Although XSL is only in its first draft, Ive already found two implementations available on the net. First, xslj is, according to its developer, a "virtually complete implementation of XSL by way of translation into extended DSSSL." Xslj is a frontend for processing XSL stylesheets and XML documents with existing SGML tools; DSSSL is a Scheme/Lisp based stylesheet language used with SGML documents. However, this approach has a useful advantage in that you can use these existing tools to transform any XML document into other presentation formats, including SGML, HTML, RTF, and TeX. To download a copy of xslj, including its C source code, see www.ltg.ed.ac.uk/~ht/xslj.html.
If youre not afraid of the bleeding edge, check out the "docproc" tool available at http://jersey.uoregon.edu/ser/software/docproc_2/docs/. This XSL processor is written entirely in Java and runs as a servlet, allowing any XML document to be filtered and formatted for presentation in existing HTML Web browsers.
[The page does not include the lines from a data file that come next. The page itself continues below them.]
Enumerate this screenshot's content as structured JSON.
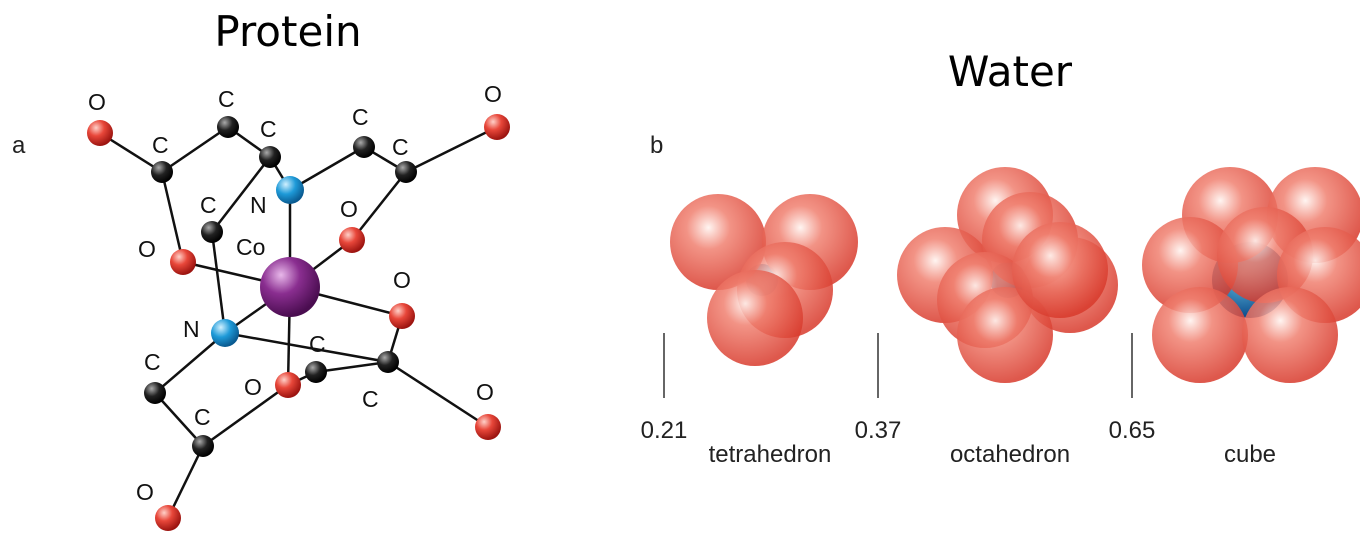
{
  "panel_a": {
    "title": "Protein",
    "label": "a",
    "atoms": [
      "O",
      "C",
      "C",
      "C",
      "C",
      "O",
      "C",
      "N",
      "O",
      "C",
      "Co",
      "O",
      "O",
      "N",
      "C",
      "C",
      "O",
      "C",
      "O",
      "C",
      "O"
    ]
  },
  "panel_b": {
    "title": "Water",
    "label": "b",
    "ratios": [
      {
        "value": 0.21,
        "shape": "tetrahedron"
      },
      {
        "value": 0.37,
        "shape": "octahedron"
      },
      {
        "value": 0.65,
        "shape": "cube"
      }
    ]
  }
}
It is in the midst of development, so current features may vary, but it looks like a very interesting testbed!
An XML document, by definition, only specifies the logical structure of document elements, and makes no statement about the documents formatting or presentation. An XSL stylesheet and processor would transform the document into its viewable form. If we take a look into the future, one can envision Web browsers that receive XML documents, parse them into DOM representations, and apply their built-in XSL processor to the stylesheet specified by the document. Shared, standardized stylesheets can be available from centralized Web servers, and an XML document simply refers to the URL for its preferred presentation style. Alternatively, a customized XML document structure can refer to its private stylesheet, or include the style rules directly in the document.